By default, LeanPub uses DropBox. First, I granted LeanPub access to a shared folder on Dropbox. Then, when I go to publish a preview or the real thing, LeanPub looks in that folder for a file called “Book.txt” which describes the format of the book by pointing to *.md files. It then accesses those files in the shared folder and creates the book.
This time around, though, they’ve added a new feature where you store the book in GitHub and they pull from the repository to get the files for the book. Cool. When the book is ready for proofing by any of you interested in doing so, you’ll get access to the manuscript by pulling it from the private repository on Github. So if you want to help out, you’ll need to brush up on your Git. It also means that I get the benefits of a DVCS, and you guys can make pull requests if you have improvements for me.

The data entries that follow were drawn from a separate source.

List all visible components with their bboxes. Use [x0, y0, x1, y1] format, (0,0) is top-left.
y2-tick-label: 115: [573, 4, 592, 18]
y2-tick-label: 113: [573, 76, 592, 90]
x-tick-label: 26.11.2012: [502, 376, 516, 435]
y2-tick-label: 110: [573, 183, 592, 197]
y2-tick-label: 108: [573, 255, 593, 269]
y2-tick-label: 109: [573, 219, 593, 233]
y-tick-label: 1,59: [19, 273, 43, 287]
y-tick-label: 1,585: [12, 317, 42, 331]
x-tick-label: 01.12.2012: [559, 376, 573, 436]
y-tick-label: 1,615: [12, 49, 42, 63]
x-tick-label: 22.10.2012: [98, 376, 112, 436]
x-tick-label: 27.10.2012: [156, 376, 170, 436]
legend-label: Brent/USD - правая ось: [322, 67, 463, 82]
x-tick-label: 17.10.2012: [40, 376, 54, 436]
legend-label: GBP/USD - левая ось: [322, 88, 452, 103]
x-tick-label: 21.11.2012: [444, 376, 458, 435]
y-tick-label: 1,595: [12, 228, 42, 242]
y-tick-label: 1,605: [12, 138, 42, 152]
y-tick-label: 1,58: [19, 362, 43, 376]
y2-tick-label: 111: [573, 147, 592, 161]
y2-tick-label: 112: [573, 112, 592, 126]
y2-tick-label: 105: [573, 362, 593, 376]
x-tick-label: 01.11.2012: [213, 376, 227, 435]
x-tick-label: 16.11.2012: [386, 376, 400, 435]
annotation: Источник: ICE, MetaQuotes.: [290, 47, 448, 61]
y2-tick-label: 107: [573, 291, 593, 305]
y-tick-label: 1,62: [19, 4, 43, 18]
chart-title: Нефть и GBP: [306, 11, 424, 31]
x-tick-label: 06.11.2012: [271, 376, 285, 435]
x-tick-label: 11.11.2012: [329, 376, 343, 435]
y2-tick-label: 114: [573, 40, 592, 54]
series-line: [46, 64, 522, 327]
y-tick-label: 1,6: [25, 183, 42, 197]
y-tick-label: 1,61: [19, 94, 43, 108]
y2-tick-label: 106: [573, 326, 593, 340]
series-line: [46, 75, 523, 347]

Right now, the outline for More Coding in Delphi is currently:
- Four Thoughts on Coding Before We Start
- Encapsulation, CQS, Postrel’s Law, Compostion over Inheritance
- Duck Typing
- Aspect-oriented Programming
- Design Patterns
- Observer Pattern
- Adapter Pattern
- Decorator Pattern
- Another Pattern to be named later
- Another Pattern to be named later
- Parallel Programming
That feels a little thin to me right now, so I am seeking more topics. If you want to suggest anything, I’m all ears — either comment here on this post, or join the Google Community for the book. Remember the philosophy of the book, though – it’s all about the code. I’ll write about code frameworks, RTL type stuff, etc., but I don’t want too many screen shots of forms in the book. There will be some in the MVVM chapter, but the idea is that the book covers code and how to write good code. That’s what I want to focus on. I’m also open to turning “Four Things” into five or six or seven things, so if you have small topics – a page or two, not enough for a full chapter — I’d love to hear those as well.
Okay, so now the real work begins. It’s a lot of work to write a book. My hope is to have the book published by the end of this year. I know that I can’t do it without your help – you guys made the first book possible. Again, I’m grateful to all you readers and supporters.